Who cares about those damn near perfect Yankees with their near perfect Derek Jeter retiring whenever he feels like it with his near perfect last game with a home winning run in the 9th inning? Who cares about the new Yankee Stadium and the millions of dollars they spend on professional players in new professional stadiums? That is not the baseball all Americans grew up playing. We all went to the local dusty field that somehow looked like a triangle and tossed the ball to a couple of guys till we got all dirty and tired. That is what baseball is to me and the only place that comes close to that home town feeling is the Chicago Cubs.

The Chicago Cubs were in a familiar place this past season, last place in their division and so what? The fans still go to their games anyway. It is still baseball. Can winning be overrated? The Cubs have not won a World Series since 1908 and that is 2 years before Mark Twain died. The long suffering Cubs has what other teams don’t have and that is Wrigley Field. Yes , where they play is simply still called a Field not a Stadium or named after a bank like Citi Field that used to be the New York Mets home. I am waiting for a place called Viagra Hills to open next somewhere.

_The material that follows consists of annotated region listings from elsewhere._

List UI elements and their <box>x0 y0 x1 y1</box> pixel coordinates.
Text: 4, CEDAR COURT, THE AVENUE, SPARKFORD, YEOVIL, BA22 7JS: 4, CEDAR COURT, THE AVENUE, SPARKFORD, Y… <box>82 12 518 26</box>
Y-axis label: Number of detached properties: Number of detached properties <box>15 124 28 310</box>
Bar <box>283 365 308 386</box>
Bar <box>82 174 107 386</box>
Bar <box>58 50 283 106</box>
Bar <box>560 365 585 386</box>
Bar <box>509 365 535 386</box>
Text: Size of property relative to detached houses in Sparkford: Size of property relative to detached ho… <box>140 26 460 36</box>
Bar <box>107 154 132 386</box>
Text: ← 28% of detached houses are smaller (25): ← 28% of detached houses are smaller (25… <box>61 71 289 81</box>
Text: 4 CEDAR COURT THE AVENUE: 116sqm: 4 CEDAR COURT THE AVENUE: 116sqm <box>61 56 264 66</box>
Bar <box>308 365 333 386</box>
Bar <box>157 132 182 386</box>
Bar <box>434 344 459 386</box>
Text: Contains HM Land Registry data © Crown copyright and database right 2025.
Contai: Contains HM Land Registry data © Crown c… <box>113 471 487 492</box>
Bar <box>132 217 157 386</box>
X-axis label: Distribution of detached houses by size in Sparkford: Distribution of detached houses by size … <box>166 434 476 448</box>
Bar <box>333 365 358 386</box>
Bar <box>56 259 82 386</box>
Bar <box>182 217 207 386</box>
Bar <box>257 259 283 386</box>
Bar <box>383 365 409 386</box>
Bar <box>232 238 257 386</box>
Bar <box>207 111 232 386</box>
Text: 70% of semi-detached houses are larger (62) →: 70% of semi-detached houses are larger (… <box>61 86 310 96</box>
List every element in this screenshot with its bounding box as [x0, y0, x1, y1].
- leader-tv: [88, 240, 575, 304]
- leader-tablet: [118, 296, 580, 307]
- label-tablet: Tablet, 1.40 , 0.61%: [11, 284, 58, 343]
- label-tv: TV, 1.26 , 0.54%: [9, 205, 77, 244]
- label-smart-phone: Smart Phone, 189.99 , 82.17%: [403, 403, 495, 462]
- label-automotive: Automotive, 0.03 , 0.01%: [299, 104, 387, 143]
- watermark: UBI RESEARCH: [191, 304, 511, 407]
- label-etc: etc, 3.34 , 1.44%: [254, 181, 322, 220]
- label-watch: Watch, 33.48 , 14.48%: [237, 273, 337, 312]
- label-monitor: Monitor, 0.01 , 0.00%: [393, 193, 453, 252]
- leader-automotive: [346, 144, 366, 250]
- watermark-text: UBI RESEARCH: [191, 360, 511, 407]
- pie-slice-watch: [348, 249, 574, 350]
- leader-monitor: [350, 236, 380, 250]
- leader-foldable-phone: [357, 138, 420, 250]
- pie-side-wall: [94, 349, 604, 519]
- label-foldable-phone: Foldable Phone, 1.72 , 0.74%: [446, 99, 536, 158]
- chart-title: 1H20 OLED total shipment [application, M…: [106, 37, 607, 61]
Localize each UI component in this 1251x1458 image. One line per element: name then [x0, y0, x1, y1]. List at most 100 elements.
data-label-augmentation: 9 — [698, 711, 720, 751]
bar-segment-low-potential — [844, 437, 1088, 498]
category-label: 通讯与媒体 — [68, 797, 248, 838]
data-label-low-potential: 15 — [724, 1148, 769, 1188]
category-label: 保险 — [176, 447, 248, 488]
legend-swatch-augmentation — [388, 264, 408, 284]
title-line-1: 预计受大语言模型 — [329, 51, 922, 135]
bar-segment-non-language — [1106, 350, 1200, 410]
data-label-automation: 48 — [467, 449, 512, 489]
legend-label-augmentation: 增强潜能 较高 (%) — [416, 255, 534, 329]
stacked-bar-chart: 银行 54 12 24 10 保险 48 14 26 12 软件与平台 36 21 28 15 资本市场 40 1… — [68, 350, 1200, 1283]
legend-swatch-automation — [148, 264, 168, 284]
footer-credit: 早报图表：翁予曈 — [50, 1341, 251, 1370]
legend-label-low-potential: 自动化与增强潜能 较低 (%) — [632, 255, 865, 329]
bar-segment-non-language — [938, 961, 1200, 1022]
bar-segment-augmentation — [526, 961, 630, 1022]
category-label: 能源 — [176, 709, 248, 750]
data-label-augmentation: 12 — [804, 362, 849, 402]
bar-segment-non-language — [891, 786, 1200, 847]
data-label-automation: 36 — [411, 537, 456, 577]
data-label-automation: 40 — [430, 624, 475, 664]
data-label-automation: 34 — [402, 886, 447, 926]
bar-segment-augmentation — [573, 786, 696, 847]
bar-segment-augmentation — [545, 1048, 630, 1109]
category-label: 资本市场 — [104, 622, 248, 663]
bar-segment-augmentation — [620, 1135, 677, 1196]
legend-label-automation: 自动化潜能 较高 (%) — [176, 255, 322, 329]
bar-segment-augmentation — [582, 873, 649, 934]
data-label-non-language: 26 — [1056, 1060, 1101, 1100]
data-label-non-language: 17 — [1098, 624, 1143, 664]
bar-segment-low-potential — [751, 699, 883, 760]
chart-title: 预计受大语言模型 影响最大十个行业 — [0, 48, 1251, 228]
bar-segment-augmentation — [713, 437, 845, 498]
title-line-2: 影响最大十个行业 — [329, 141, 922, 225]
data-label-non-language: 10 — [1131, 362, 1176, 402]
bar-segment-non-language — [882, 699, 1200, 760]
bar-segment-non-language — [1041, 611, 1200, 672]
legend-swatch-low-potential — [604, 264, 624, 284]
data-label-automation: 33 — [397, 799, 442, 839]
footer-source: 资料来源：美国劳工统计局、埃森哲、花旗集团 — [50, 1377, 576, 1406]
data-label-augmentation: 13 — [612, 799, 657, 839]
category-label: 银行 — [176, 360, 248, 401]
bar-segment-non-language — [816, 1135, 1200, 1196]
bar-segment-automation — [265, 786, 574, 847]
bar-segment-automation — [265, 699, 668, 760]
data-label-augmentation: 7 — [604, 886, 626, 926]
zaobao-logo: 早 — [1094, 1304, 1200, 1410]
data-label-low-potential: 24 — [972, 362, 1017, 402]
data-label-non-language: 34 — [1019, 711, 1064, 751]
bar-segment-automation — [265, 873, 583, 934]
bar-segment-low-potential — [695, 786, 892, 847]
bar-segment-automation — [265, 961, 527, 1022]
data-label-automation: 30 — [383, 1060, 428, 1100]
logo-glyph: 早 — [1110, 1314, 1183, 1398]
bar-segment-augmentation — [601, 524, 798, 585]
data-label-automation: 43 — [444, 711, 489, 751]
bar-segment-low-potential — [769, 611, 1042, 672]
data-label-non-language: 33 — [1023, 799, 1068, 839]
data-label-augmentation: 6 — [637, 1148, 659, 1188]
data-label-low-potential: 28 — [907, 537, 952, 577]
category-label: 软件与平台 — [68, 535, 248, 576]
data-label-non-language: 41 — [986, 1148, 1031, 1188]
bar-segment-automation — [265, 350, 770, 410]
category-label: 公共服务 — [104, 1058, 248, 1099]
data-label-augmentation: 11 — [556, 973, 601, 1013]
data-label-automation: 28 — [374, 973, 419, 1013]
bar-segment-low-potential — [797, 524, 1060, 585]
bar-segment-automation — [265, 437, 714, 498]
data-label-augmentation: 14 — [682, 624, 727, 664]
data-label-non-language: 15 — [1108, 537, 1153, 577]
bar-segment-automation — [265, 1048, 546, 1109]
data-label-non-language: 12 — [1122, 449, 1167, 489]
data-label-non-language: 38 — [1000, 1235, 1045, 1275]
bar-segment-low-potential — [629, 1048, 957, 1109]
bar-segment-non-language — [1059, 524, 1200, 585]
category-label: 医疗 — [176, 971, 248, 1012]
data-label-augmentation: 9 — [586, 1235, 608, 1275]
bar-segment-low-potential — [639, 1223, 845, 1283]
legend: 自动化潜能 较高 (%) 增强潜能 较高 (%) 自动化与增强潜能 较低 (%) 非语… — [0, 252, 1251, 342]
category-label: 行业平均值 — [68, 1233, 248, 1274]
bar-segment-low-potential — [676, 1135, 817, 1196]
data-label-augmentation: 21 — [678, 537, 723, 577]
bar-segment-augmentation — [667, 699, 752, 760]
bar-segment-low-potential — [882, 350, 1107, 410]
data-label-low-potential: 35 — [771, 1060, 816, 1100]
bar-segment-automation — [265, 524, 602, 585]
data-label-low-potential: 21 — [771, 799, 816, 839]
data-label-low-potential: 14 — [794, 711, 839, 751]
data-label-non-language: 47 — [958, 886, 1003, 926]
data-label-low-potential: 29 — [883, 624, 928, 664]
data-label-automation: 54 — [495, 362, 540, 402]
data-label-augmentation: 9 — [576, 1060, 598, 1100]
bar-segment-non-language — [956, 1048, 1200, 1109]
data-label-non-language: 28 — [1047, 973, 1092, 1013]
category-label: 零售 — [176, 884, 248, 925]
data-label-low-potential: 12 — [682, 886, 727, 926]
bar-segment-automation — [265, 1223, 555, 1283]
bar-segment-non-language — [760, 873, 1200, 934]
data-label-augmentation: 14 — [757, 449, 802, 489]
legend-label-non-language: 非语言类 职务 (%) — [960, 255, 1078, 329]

This year the field is 100 years old. No one has any plans to make this home of a traditional losing team a home for a new slick stadium and that is fine by me. Read all about it in George F. Will’s new book dedicated to the place. He usually writes and speaks all about politics , another losing battle but this time he wrote a book on the Chicago Cubs. He calls Wrigley Field “A Nice Little Place on the North Side” right on the cover of the book.  100 years is a long time. The place is older than the Supreme Court Building, The Lincoln Memorial, The Jefferson Memorial, The Golden Gate Bridge, Mount Rushmore , Hoover Dam and the Empire State Building or pretty much anything else you can think of that is significant and special in American recent history. The Cubs are consistent. They practically promise to loose every year and that is ok by me.

Wrigley Field opened in 1914 as Weeghman Park and was renamed in 1927 after Cubs owner and rich chewing gum magnet of Wrigley Spearmint Gum that is still a successful company. The park still has the original hand card changing scoreboard. The best part is the ivy covered out field walls. People come to see a long hit never to get caught but for the ball to be lost in the ivy. The poor player looking in the foliage for the ball while the hitter is turning bases is hysterical and it happens all the time. Since the team is terrible , let the fans see the ivy grow.


Wrigley is known as a friendly place. It was the first field where you could keep a ball when it was foul. It was also the first ball park to encourage women to attend games. Ladies Day welcomed women free of charge. Yes it is a rare gem to enjoy.